Words of Advice:

"Never Feel Sorry For Anyone Who Owns an Airplane."-- Tina Marie

"
If Something Seems To Be Too Good To Be True, It's Best To Shoot It, Just In Case." -- Fiona Glenanne

"
Flying the Airplane is More Important than Radioing Your Plight to a Person on the Ground
Who is Incapable of Understanding or Doing Anything About It.
" -- Unknown

"There seems to be almost no problem that Congress cannot, by diligent efforts and careful legislative drafting, make ten times worse." -- Me

"What the hell is an `Aluminum Falcon'?" -- Emperor Palpatine

"Eck!" -- George the Cat

Saturday, November 21, 2015

YA Fiction

I'll admit that I haven't read a lot of it in the last few decades. I've read the "Hunger Games" books and the first of the "Divergent" books.

Seems to me that both had the same underlying premise: A plucky teenager becomes the guiding lamp for fixing a dystopian reality. I can see why that might be appealing to teenagers; their lives must seem to them to be completely under the control of grownups. Through the books, they can have the fantasy of fighting the system and making a huge difference.

The reality of life is, of course, not that. When comes to war, the role of the young can be summed up in two words: Cannon fodder. They are the ones fight and bleed and kill and die for the cause, all at the command of older officers. Whether it is the polius in the trenches or the SPAD pilots above it, it's the young who, in large measure, pay the butcher's bill for the fight.

Modern warfare has made this even more true. When senior officers die, it tends to be from aircraft crashes or heart attacks. The day of generals riding to view a battle in person ended over a century ago.
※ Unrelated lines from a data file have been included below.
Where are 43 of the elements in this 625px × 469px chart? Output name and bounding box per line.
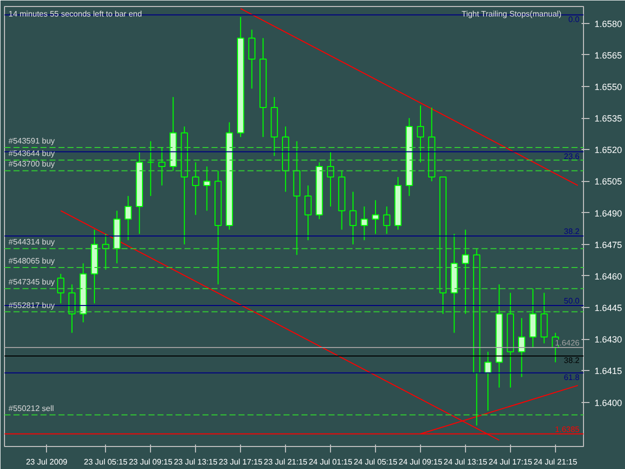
ref-line-label: #552817 buy: [8, 300, 55, 310]
ref-line-label: #550212 sell: [8, 404, 54, 413]
x-tick-label: 23 Jul 09:15: [128, 458, 173, 466]
y-tick-label: 1.6490: [594, 208, 622, 218]
annotation: 0.0: [568, 14, 580, 24]
y-tick-label: 1.6460: [594, 271, 622, 282]
x-tick-label: 24 Jul 01:15: [308, 458, 353, 466]
ref-line-label: #543591 buy: [8, 136, 55, 146]
annotation: 23.6: [564, 152, 580, 161]
x-tick-label: 24 Jul 05:15: [354, 458, 398, 466]
x-tick-label: 23 Jul 13:15: [174, 458, 218, 466]
x-tick-label: 24 Jul 13:15: [444, 458, 488, 466]
y-tick-label: 1.6400: [594, 398, 622, 408]
y-tick-label: 1.6535: [594, 114, 622, 124]
x-tick-label: 23 Jul 17:15: [218, 458, 263, 466]
x-tick-label: 24 Jul 09:15: [398, 458, 443, 466]
ref-line-label: #548065 buy: [8, 256, 55, 266]
x-tick-label: 23 Jul 21:15: [264, 458, 308, 466]
y-tick-label: 1.6520: [594, 145, 622, 156]
x-tick-label: 24 Jul 21:15: [534, 458, 578, 466]
y-tick-label: 1.6505: [594, 176, 622, 187]
x-tick-label: 23 Jul 05:15: [84, 458, 128, 466]
ref-line-label: #544314 buy: [8, 238, 55, 247]
ref-line-label: #547345 buy: [8, 278, 55, 287]
y-tick-label: 1.6550: [594, 82, 622, 92]
ref-line-label: 1.6426: [555, 338, 580, 348]
annotation: 61.8: [564, 372, 580, 382]
annotation: 14 minutes 55 seconds left to bar end: [8, 10, 142, 18]
annotation: 38.2: [564, 356, 580, 365]
ref-line-label: 1.6385: [555, 424, 580, 434]
ref-line-label: #543700 buy: [8, 160, 55, 169]
annotation: Tight Trailing Stops(manual): [462, 10, 562, 18]
y-tick-label: 1.6565: [594, 50, 622, 60]
annotation: 50.0: [564, 296, 580, 306]
x-tick-label: 23 Jul 2009: [26, 458, 68, 466]
ref-line-label: #543644 buy: [8, 149, 55, 158]
annotation: 38.2: [564, 226, 580, 236]
y-tick-label: 1.6475: [594, 240, 622, 250]
y-tick-label: 1.6430: [594, 334, 622, 345]
x-tick-label: 24 Jul 17:15: [488, 458, 533, 466]
y-tick-label: 1.6580: [594, 18, 622, 29]
y-tick-label: 1.6445: [594, 303, 622, 314]
y-tick-label: 1.6415: [594, 366, 622, 376]
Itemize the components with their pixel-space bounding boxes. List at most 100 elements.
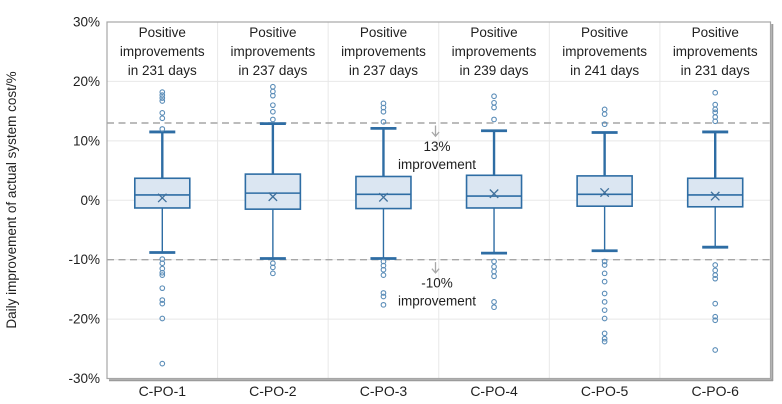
box-annotation-line: in 239 days: [460, 63, 529, 78]
outlier-point: [380, 301, 387, 308]
outlier-point: [159, 285, 166, 292]
outlier-point: [712, 317, 719, 324]
outlier-point: [270, 102, 276, 109]
outlier-point: [491, 273, 497, 280]
outlier-point: [712, 313, 719, 320]
box-rect: [465, 174, 523, 209]
box-annotation-line: in 231 days: [128, 63, 197, 78]
mean-marker: [157, 193, 167, 203]
x-axis-label: C-PO-5: [581, 383, 629, 399]
outlier-point: [380, 293, 387, 300]
outlier-point: [159, 360, 166, 367]
box-annotation-line: Positive: [249, 25, 296, 40]
outlier-point: [491, 304, 497, 311]
box-annotation-line: improvements: [341, 44, 426, 59]
outlier-point: [159, 98, 166, 104]
box-annotation-line: Positive: [581, 25, 628, 40]
outlier-point: [159, 92, 166, 98]
reference-label-text: improvement: [398, 294, 476, 309]
y-tick-label: 20%: [73, 74, 100, 89]
outlier-point: [601, 307, 608, 314]
y-tick-label: -30%: [68, 371, 100, 386]
box-c-po-4: Positive improvements in 239 days C-PO-4: [452, 25, 537, 399]
y-tick-label: -10%: [68, 252, 100, 267]
outlier-point: [159, 300, 166, 307]
box-rect: [686, 177, 744, 208]
outlier-point: [270, 270, 276, 277]
box-annotation-line: Positive: [692, 25, 739, 40]
outlier-point: [601, 270, 608, 277]
outlier-point: [159, 115, 166, 122]
outlier-point: [159, 260, 166, 267]
box-annotation-line: improvements: [562, 44, 647, 59]
outlier-point: [159, 95, 166, 101]
gridlines: [107, 22, 771, 379]
x-axis-label: C-PO-3: [360, 383, 408, 399]
outlier-point: [712, 275, 719, 282]
y-tick-label: 30%: [73, 15, 100, 30]
outlier-point: [712, 347, 719, 353]
outlier-point: [601, 299, 608, 305]
box-annotation-line: Positive: [360, 25, 407, 40]
outlier-point: [159, 89, 166, 95]
arrow-down-icon: [431, 262, 440, 274]
box-annotation-line: improvements: [120, 44, 205, 59]
outlier-point: [712, 272, 719, 278]
outlier-point: [601, 262, 608, 268]
box-rect: [244, 173, 302, 210]
outlier-point: [491, 116, 497, 123]
x-axis-label: C-PO-1: [139, 383, 187, 399]
reference-annotation: -10% improvement: [398, 262, 476, 309]
outlier-point: [491, 258, 497, 265]
y-tick-label: -20%: [68, 312, 100, 327]
outlier-point: [270, 92, 276, 99]
outlier-point: [491, 93, 497, 100]
box-annotation-line: Positive: [139, 25, 186, 40]
outlier-point: [159, 110, 166, 116]
box-annotation-line: improvements: [230, 44, 315, 59]
y-axis-title: Daily improvement of actual system cost/…: [4, 71, 19, 328]
outlier-point: [601, 258, 608, 265]
outlier-point: [601, 121, 608, 128]
outlier-point: [712, 300, 719, 307]
box-rect: [355, 175, 412, 210]
outlier-point: [270, 264, 276, 271]
mean-marker: [268, 192, 278, 202]
box-c-po-5: Positive improvements in 241 days C-PO-5: [562, 25, 647, 399]
outlier-point: [380, 272, 387, 278]
outlier-point: [159, 315, 166, 322]
y-tick-label: 10%: [73, 133, 100, 148]
outlier-point: [712, 118, 719, 125]
outlier-point: [601, 330, 608, 337]
reference-label-value: -10%: [421, 276, 453, 291]
outlier-point: [601, 111, 608, 117]
outlier-point: [270, 116, 276, 123]
outlier-point: [712, 262, 719, 268]
outlier-point: [601, 335, 608, 342]
box-c-po-6: Positive improvements in 231 days C-PO-6: [673, 25, 758, 399]
box-annotation-line: in 237 days: [238, 63, 307, 78]
outlier-point: [159, 269, 166, 276]
mean-marker: [378, 192, 389, 202]
outlier-point: [601, 315, 608, 322]
mean-marker: [489, 189, 499, 199]
outlier-point: [601, 338, 608, 345]
box-c-po-2: Positive improvements in 237 days C-PO-2: [230, 25, 315, 399]
outlier-point: [380, 266, 387, 273]
box-annotation-line: improvements: [673, 44, 758, 59]
x-axis-label: C-PO-4: [470, 383, 518, 399]
outlier-point: [380, 118, 387, 125]
reference-label-text: improvement: [398, 157, 476, 172]
box-rect: [133, 177, 191, 209]
x-axis-label: C-PO-6: [691, 383, 739, 399]
box-c-po-1: Positive improvements in 231 days C-PO-1: [120, 25, 205, 399]
box-annotation-line: in 237 days: [349, 63, 418, 78]
outlier-point: [491, 104, 497, 111]
box-annotation-line: in 241 days: [570, 63, 639, 78]
outlier-point: [491, 299, 497, 305]
mean-marker: [710, 191, 720, 201]
box-annotation-line: in 231 days: [681, 63, 750, 78]
plot-frame: [106, 21, 772, 380]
Sure, there are exceptions. Joan of Arc was the most famous. But she is pretty much the exception that proves the rule: In war, young adults are cannon fodder.

1 comment:

CenterPuke88 said...

Having not read recent YA fiction, this seems like a change to me, Reading RA Heinlein juveniles and other 60's to 70's YA books, they seemed more focused on showing a teen/young adult could do the job/solve the problem/save the "X". As SciFi moved into the 00's, it seems to have moved to a darker view of governance than the earlier years. On the other hand, the portrayal of soldiers treated as cannon fodder is consistent over time, see Starship Troopers.